Les personnages principaux sont très attachants. Hannah est sensible et courageuse à sa façon. Elle a une tête sur les épaules et ne se laisse pas marcher sur les pieds! Garrett est d’abord au summum du stéréotype de joueur de hockey arrogant et populaire, mais finit par nous prouver qu’il a un bon fond. Il est très mignon et respectueux envers les gens qu’il aime. Il y a aussi le groupe d’amis de Garrett qui se tient très serré et qu’on ne peut s’empêcher d’envier!
L’écriture est fluide, facile à comprendre et l’auteure a un talent pour dévier les clichés des romances contemporaines, ce qui fait partie des raisons pour lesquelles j’ai été aussi agréablement surprise par l’histoire. Les revirements de situation sont aussi très bien ficelés et font souvent que le livre est difficile à poser.
Finalement, le livre donne un aperçu de l’arrière-scène du monde du hockey et j’ai bien apprécié, même si le sport en tant que tel ne m’intéresse pas personnellement.
Je recommande fortement pour une bonne lecture sans cassage de tête!
Heartstopper par Alice Oseman

★★★★★
J’ai enfin lu cette série! Du moins, les 4 tomes présentement publiés. Un cinquième et dernier tome sortira éventuellement.
Somme toute, Heartstopper est une lecture très courte et amusante. Les dessins sont simples et mignons. La façon dont les personnages parlent reflète très bien leur âge: des adolescents. C’est très réussi et ça m’a ramené à mon temps au secondaire.
Les personnages principaux, Nick et Charlie, sont adorables et on les aime immédiatement. On ne peut rien leur reprocher!! Ils sont de très bons garçons séparément et ensemble, ils forment le couple parfait qui s’entraide dans tout. Je crois que leur relation est la plus saine que j’ai lue. La façon dont ils tombent amoureux est très bien faite et très réaliste également.
La série offre justement une excellente représentation des diverses communautés sexuelles.

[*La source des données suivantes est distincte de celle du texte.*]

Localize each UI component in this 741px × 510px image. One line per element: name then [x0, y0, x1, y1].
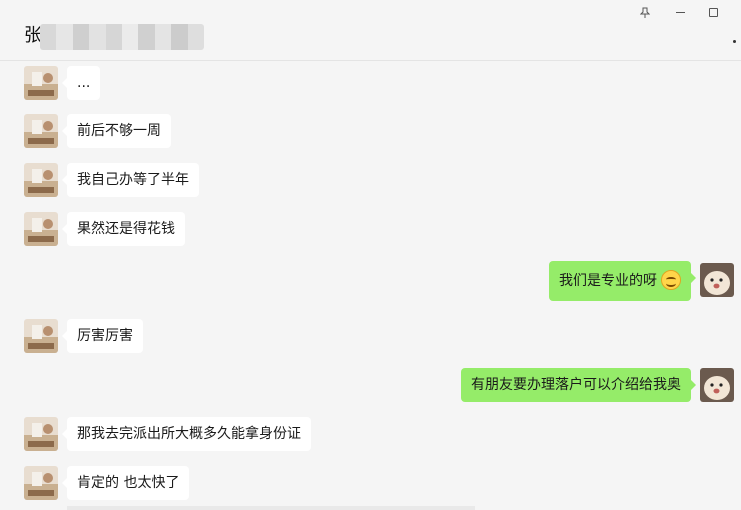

Le groupe de l’histoire est très soudé et montre comment les amis peuvent s’entraider dans la découverte de leurs identités.
Il y a par ailleurs des sujets importants, comme l’anxiété et les troubles de l’alimentation, qui sont abordés de façon très ouverte, saine et optimiste.
Je crois vraiment que Heartstopper peut faire une différence positive dans la vie des jeunes qui se cherchent encore ou qui se découvrent.
Je recommande à toutes et à tous, peu importe l’âge!
Book Lovers par Emily Henry

★★★★☆
Ma troisième lecture de cette auteure et je n’ai pas été déçue.
Book Lovers a des ressemblances avec People We Meet on Vacation dans l’idée de voyager dans un endroit reclus. On parle ici d’un petit village avec quelques lieux douteux. Mais ça a aussi des ressemblances avec Beach Read dans l’idée que tout le monde dans ce village se connaît et s’entraide. Il y a d’ailleurs des town meetings comme dans Gilmore Girls, avec des remarques sarcastiques sur les ordres du jour! Clin d’œil que j’ai beaucoup apprécié.
Lisez mon avis sur les deux autres livres d’Emily Henry, Beach Read et People We Meet on Vacations, ici : Mon avis sur les romances contemporaines les plus populaires du moment (Partie 1)
Le petit village est un décor charmant pour un livre dont on croit connaître l’histoire, mais qui donne un twist: on ne parle pas de la jeune femme qui quitte la grande ville pour trouver l’amour en campagne. On parle de l’autre jeune femme qui s’est fait laisser par un chum qui a trouvé l’amour en campagne. L’idée est originale et bien menée.
« Is there anything better than iced coffee and a bookstore on a sunny day? I mean, aside from hot coffee and a bookstore on a rainy day. » p.117
Ce que j’aime le plus de l’écriture d’Emily Henry c’est les dialogues; les répliques witty entre les personnages. L’humour de l’auteur y transparaît bien et c’est toujours agréable et divertissant à lire. Toutefois, plusieurs références culturelles étaient insérées dans Book Lovers, plus que dans les autres livres de l’auteure, et je ne les saisissais pas toutes, ce qui me déconnectait parfois de la lecture. Sans que ça entrave l’histoire, mais tout de même. Il faut dire que nombreuses d’entre elles étaient à la base dédiées à un lectorat américain.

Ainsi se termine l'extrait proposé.